Après la chute de Mobutu, Monsengwo a gardé sa verve contre les différents pouvoirs de Kabila père et fils. Il devra, pour sa sécurité, vivre pendant un temps hors de Kisangani ; après avoir dénoncé les crimes commis dans sa ville, par les belligérants de la deuxième guerre du Congo (1998-2003). À la fin de la guerre, il ne participe pas à la transition politique mais reste critique envers le pouvoir

 

Sous son impulsion, l’Église catholique, lance régulièrement des mises en garde au pouvoir.

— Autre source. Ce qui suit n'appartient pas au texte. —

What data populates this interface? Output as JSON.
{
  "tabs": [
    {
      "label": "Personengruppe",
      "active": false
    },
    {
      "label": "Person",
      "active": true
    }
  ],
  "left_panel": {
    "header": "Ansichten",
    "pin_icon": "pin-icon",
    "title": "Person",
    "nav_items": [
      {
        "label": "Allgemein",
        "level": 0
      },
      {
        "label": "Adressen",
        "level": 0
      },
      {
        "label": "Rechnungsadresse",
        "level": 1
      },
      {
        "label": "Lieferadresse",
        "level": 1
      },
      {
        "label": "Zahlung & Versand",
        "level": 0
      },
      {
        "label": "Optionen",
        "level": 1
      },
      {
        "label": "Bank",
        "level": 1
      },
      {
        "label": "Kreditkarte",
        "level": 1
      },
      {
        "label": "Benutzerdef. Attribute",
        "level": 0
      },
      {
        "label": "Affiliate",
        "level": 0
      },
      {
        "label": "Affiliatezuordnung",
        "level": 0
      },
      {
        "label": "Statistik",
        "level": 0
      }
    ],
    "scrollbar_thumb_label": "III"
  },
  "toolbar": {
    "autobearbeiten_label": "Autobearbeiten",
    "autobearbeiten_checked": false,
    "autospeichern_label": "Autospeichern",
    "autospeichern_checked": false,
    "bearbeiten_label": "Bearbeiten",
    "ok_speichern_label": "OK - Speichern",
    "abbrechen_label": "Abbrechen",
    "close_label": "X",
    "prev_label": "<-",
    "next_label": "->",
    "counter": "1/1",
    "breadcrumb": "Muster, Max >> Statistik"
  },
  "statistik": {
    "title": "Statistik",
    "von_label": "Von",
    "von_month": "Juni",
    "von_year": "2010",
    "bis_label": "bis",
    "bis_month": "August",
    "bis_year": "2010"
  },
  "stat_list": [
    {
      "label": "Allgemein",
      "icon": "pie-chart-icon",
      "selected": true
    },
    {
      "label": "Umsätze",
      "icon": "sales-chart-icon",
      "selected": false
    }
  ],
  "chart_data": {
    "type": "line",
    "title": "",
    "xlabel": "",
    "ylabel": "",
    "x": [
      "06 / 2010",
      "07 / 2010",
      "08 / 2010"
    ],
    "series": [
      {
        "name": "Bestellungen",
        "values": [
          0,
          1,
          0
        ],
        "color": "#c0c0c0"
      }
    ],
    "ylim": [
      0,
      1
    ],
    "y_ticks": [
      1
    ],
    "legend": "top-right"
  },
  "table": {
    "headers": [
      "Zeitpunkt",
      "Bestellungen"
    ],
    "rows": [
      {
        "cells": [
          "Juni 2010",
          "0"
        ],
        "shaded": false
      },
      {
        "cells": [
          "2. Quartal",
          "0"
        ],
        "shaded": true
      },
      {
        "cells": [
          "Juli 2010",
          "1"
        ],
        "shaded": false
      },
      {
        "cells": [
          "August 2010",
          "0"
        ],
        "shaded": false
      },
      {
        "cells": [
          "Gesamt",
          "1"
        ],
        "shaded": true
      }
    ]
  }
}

En 2011, le cardinal conteste la réélection de Joseph Kabila, en estimant que les résultats de la présidentielle de novembre ne sont « conformes ni à la Vérité, ni à la Justice ». Ses détracteurs l’accusent d’être proche de l’opposition, ou de jouer le jeu des Occidentaux : d’être « un Blanc à la peau noire ».

En 2017, après des tueries de manifestants, il lança en conférence de presse, à l’endroit du pouvoir « que les médiocres dégagent ! ».

Son combat lui a valu un livre autobiographique des écrivains Roger Gaise et Isidore Ndaywel qui y décrivent Laurent Monsengwo comme « un personnage incontournable, le cerveau moteur de la poussée vers la démocratie ».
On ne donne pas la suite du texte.